By Jaxson Benjamin
The Importance of Listening to Your Body
Here’s the thing – you only get one body and you deserve to enjoy it. Unfortunately, many factors in Western society direct us to ignore our bodies. The traditional school and work day designate particular times when it is or isn’t okay to eat, rest, or use the bathroom. We constantly receive messages that use body shaming to promote products for sale. Simply being comfortable existing is not a lesson that many of us are taught, resulting in our minds, bodies, and spirits paying the cost.
Our bodies are tender and unique. There is no “one size fits all” practice for caring for your body. Pressures and stressors impact all of us differently and our bodies remember. Generational trauma can be an example of how sensitive our bodies are and how seriously different kinds of harm can affect our bodies.
Folks with marginalized identities, especially B.I.P.O.C., can be affected by the legacy of their families experiences. Renee Linklater talks about the Indigenous concept of “blood memory” in her book Decolonizing Trauma Work. Intergenerational trauma is inherited and passed down through DNA – our bodies know.
So, how do you figure out what your body needs?
How to Listen to Your Body
- Slow down.
Western, capitalist-centered structures and social norms that promote White Supremacy Culture rely on urgency and productivity. Try slowing down. Rest is not earned—it is a right.
- Notice what serves you and what doesn’t.
More gentleness with your time and body can help you notice what is nurturing you and what isn’t. Pay attention to what brings you joy and fosters growth.
- Respect that things change.
Fluidity and flexibility is a part of being alive. A practice that supports you today may not next year. Commit to your body’s evolving needs, wants, and desires.

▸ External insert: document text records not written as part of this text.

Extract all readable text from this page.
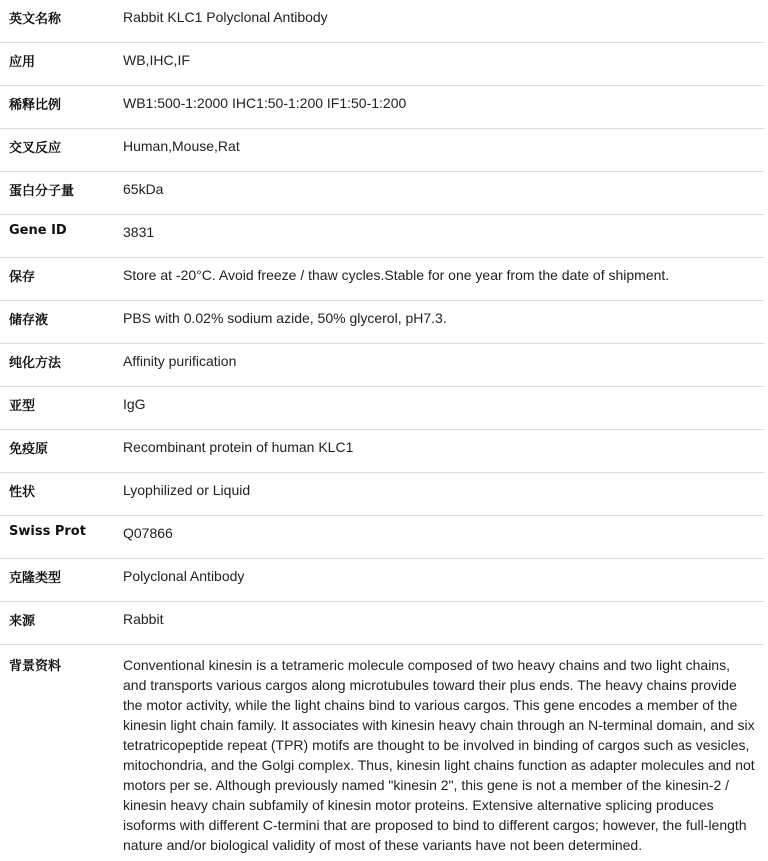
英文名称	Rabbit KLC1 Polyclonal Antibody
应用	WB,IHC,IF
稀释比例	WB1:500-1:2000 IHC1:50-1:200 IF1:50-1:200
交叉反应	Human,Mouse,Rat
蛋白分子量	65kDa
Gene ID	3831
保存	Store at -20°C. Avoid freeze / thaw cycles.Stable for one year from the date of shipment.
储存液	PBS with 0.02% sodium azide, 50% glycerol, pH7.3.
纯化方法	Affinity purification
亚型	IgG
免疫原	Recombinant protein of human KLC1
性状	Lyophilized or Liquid
Swiss Prot	Q07866
克隆类型	Polyclonal Antibody
来源	Rabbit
背景资料	Conventional kinesin is a tetrameric molecule composed of two heavy chains and two light chains, and transports various cargos along microtubules toward their plus ends. The heavy chains provide the motor activity, while the light chains bind to various cargos. This gene encodes a member of the kinesin light chain family. It associates with kinesin heavy chain through an N-terminal domain, and six tetratricopeptide repeat (TPR) motifs are thought to be involved in binding of cargos such as vesicles, mitochondria, and the Golgi complex. Thus, kinesin light chains function as adapter molecules and not motors per se. Although previously named "kinesin 2", this gene is not a member of the kinesin-2 / kinesin heavy chain subfamily of kinesin motor proteins. Extensive alternative splicing produces isoforms with different C-termini that are proposed to bind to different cargos; however, the full-length nature and/or biological validity of most of these variants have not been determined.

Feeling Your Body and Finding Pleasure in Reconnecting with Your Body
The concept of Body Neutrality can help us to practice radical acceptance and grow our erotic confidence. Thanks to disabled, queer, activists of Color, like Tiffany Ima, the Body Neutrality Movement is redefining the Body Positivity Movement. This philosophy encourages a move from the binary of “I love my body” to “I accept and appreciate my body”.
Try these affirmations for reconnecting with your body. You may find that speaking them out loud with movement or self-touch enhances your enjoyment of this self-care practice.
- I am more than a body.
- My body is wise.
- Bodies change.
- I give myself permission to rest.
- I am worthy and deserving of pleasure.
- Health is not connected to morality.